So Queen Elizabeth, as a measure by no means friendly to the Irish people, deliberately depreciated our currency, and any section of the community to-day who sought deliberately to depreciate our currency would be acting in the spirit of Queen Elizabeth and would be producing somewhat similar effects on our economic structure. They would be giving us a currency of fluctuating and uncertain value in other countries, a currency with which we could not buy as much abroad as with our present currency and with reference to which we would be quite uncertain how much it would buy at any time at home or abroad. That would be the effect of a deliberate depreciation of the currency associated with a lack of parity with any other currency.

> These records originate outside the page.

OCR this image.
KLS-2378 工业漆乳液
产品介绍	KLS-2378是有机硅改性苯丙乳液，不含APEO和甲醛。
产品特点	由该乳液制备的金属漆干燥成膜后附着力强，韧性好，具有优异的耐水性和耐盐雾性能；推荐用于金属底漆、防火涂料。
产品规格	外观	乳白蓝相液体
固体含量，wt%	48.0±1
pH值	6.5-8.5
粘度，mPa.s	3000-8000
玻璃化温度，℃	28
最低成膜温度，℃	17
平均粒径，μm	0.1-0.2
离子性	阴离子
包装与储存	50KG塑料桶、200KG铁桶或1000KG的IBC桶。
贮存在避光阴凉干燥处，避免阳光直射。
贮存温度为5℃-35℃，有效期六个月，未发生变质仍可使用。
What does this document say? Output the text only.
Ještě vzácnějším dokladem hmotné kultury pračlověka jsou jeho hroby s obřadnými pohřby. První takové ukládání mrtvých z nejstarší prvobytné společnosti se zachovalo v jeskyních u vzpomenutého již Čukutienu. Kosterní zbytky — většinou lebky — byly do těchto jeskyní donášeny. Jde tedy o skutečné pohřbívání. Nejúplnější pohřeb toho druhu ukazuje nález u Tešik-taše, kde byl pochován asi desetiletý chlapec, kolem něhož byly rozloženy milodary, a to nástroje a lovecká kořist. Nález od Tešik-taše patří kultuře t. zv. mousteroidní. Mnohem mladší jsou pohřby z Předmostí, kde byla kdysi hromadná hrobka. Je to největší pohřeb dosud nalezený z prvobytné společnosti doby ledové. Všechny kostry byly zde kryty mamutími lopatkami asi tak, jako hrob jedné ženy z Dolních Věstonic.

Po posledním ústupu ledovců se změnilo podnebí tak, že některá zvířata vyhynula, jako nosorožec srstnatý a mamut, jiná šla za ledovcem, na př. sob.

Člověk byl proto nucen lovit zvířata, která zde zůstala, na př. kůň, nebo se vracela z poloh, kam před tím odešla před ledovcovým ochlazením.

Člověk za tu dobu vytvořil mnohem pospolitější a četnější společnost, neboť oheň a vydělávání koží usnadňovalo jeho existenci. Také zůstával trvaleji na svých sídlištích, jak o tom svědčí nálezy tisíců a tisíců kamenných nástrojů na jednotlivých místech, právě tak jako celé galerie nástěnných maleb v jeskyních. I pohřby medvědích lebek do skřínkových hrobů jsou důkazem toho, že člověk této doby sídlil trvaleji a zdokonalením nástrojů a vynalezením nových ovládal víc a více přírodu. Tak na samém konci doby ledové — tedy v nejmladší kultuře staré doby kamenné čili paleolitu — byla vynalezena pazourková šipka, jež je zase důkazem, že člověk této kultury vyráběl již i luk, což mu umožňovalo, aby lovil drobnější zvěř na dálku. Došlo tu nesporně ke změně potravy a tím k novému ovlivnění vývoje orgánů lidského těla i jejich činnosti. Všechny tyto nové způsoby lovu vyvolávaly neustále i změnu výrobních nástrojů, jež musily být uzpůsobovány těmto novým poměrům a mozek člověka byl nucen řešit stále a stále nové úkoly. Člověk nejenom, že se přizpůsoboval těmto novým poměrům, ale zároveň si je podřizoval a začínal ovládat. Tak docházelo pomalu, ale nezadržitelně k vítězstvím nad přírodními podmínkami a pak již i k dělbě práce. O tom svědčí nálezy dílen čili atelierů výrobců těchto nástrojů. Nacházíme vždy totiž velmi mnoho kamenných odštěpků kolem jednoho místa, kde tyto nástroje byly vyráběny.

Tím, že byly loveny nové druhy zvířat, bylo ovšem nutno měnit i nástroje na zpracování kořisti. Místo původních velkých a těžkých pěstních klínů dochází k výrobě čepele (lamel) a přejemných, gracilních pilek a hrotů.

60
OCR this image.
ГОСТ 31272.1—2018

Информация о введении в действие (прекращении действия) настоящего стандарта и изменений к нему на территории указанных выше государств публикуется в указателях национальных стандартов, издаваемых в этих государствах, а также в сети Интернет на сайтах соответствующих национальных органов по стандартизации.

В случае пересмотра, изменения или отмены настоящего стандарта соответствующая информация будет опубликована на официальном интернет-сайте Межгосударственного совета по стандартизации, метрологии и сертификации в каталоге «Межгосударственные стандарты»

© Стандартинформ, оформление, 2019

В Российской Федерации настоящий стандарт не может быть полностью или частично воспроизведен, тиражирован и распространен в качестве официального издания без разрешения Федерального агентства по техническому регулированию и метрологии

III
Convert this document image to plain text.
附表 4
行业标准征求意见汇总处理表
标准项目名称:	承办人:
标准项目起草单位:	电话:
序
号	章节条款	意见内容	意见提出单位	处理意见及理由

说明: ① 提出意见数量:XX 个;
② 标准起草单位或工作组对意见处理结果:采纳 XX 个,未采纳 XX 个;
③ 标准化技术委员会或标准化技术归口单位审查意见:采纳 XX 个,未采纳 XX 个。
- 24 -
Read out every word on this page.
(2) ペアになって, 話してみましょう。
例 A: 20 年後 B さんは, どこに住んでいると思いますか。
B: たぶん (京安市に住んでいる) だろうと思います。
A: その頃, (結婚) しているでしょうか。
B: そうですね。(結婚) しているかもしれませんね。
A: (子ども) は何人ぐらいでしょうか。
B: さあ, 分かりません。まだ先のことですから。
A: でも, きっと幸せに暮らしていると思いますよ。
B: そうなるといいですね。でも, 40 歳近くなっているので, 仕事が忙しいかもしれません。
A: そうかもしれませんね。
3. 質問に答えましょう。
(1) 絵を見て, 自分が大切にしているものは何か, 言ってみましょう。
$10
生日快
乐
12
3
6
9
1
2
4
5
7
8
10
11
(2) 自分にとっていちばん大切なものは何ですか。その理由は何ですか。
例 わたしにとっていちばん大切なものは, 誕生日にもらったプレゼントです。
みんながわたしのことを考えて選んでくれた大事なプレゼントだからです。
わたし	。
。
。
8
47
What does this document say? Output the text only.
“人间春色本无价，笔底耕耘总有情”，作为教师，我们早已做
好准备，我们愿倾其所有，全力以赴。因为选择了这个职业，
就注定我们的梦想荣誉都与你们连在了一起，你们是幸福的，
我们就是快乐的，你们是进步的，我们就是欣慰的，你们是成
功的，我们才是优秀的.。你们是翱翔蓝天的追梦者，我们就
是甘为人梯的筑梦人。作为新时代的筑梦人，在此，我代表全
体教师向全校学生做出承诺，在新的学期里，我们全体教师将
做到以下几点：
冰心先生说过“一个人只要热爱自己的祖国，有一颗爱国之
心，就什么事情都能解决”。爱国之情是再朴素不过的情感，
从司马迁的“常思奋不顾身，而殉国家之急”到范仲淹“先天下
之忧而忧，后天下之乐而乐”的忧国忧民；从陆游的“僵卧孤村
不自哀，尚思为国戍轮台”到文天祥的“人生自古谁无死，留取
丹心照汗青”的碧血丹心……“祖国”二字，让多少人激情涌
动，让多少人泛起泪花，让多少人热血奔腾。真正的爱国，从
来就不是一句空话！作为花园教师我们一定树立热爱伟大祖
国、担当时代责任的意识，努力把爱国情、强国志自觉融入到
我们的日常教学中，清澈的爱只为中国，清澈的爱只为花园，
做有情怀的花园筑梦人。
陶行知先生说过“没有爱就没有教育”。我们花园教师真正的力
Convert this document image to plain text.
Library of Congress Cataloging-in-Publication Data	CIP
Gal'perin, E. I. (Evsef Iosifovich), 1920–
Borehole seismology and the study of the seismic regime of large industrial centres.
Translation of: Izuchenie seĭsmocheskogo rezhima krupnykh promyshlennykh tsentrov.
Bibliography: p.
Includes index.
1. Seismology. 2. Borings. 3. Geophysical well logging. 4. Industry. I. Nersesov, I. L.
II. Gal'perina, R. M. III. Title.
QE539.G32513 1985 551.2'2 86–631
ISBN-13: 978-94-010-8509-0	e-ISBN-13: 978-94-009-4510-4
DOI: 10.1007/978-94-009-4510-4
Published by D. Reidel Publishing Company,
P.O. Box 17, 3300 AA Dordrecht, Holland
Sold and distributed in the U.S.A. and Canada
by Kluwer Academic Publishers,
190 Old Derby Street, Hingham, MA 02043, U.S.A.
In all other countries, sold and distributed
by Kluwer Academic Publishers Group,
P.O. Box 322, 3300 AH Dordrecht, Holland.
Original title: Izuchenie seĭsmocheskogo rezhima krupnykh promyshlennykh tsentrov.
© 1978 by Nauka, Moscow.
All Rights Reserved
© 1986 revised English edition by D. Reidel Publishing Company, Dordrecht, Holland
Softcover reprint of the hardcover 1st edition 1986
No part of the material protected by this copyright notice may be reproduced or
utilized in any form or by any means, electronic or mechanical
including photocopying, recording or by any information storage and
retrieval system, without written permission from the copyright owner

There was, as students of Irish history will remember, another famous occasion on which the currency was debased or inflated. That was in the reign of James II when he coined a lot of gun metal into current legal tender money of the realm and called four-pence worth of old gun metal "five pounds." It is on record that creditors who were paid £5 worth of debt with fourpence worth of metal were not at all satisfied with the transaction, and when the new monarch, King William, put an end to that particular form of debased currency, we had the origin of that slogan which is repeated to this day in Northern Ireland: "Here's to the glorious, pious and immortal memory of William III, who saved us from Pope and popery, brass money and wooden shoes." The brass money is the particular point germane to this discussion, and I would suggest that if we are going to emulate James II, and introduce a new form of brass money, we will not be contributing to that reunion of Ireland under a common Government which all of us have at heart.
On certain occasions, inflation of Irish currency has been disastrous to the nation, and fluctuation in its exchange value has been and was for centuries, a continuous cause of injury to Irish economy, but equally a deflation of Irish currency, that is a deliberate increase in the exchange value of the Irish currency unit has on one occasion proved disastrous. As I said before, although there was an Irish monetary system there was no Irish currency as such, but what happened was that coins, Spanish, Portuguese and English circulated in Ireland and were given a certain value in terms of what one might call an imaginary Irish monetary system. For example, the English guinea at one time circulated as 26/- Irish and at another time as 23/- Irish. The Moydore, a Portuguese coin had a value of £1 10s. Irish and at another time had a lesser value. In 1695, the English guinea was fixed at 26/- Irish and, by the same token, English shillings circulating in Ireland in those days, instead of being called 12 pence Irish, were called 13 pence or 14 pence Irish. We had the phenomenon of foreign coins circulating and being called by different denominational values in terms of Irish and in terms of the English system. The same coin would be called 13 pence in Ireland and 12 pence in England. The English guinea was fixed at 26/- Irish in 1695, but, for some reason or another which I have never been able to ascertain, the Irish Government changed the value of the English guinea to 23/-. That was an appreciation of the Irish monetary unit making it, so to speak, heavier in terms of gold than it had been before.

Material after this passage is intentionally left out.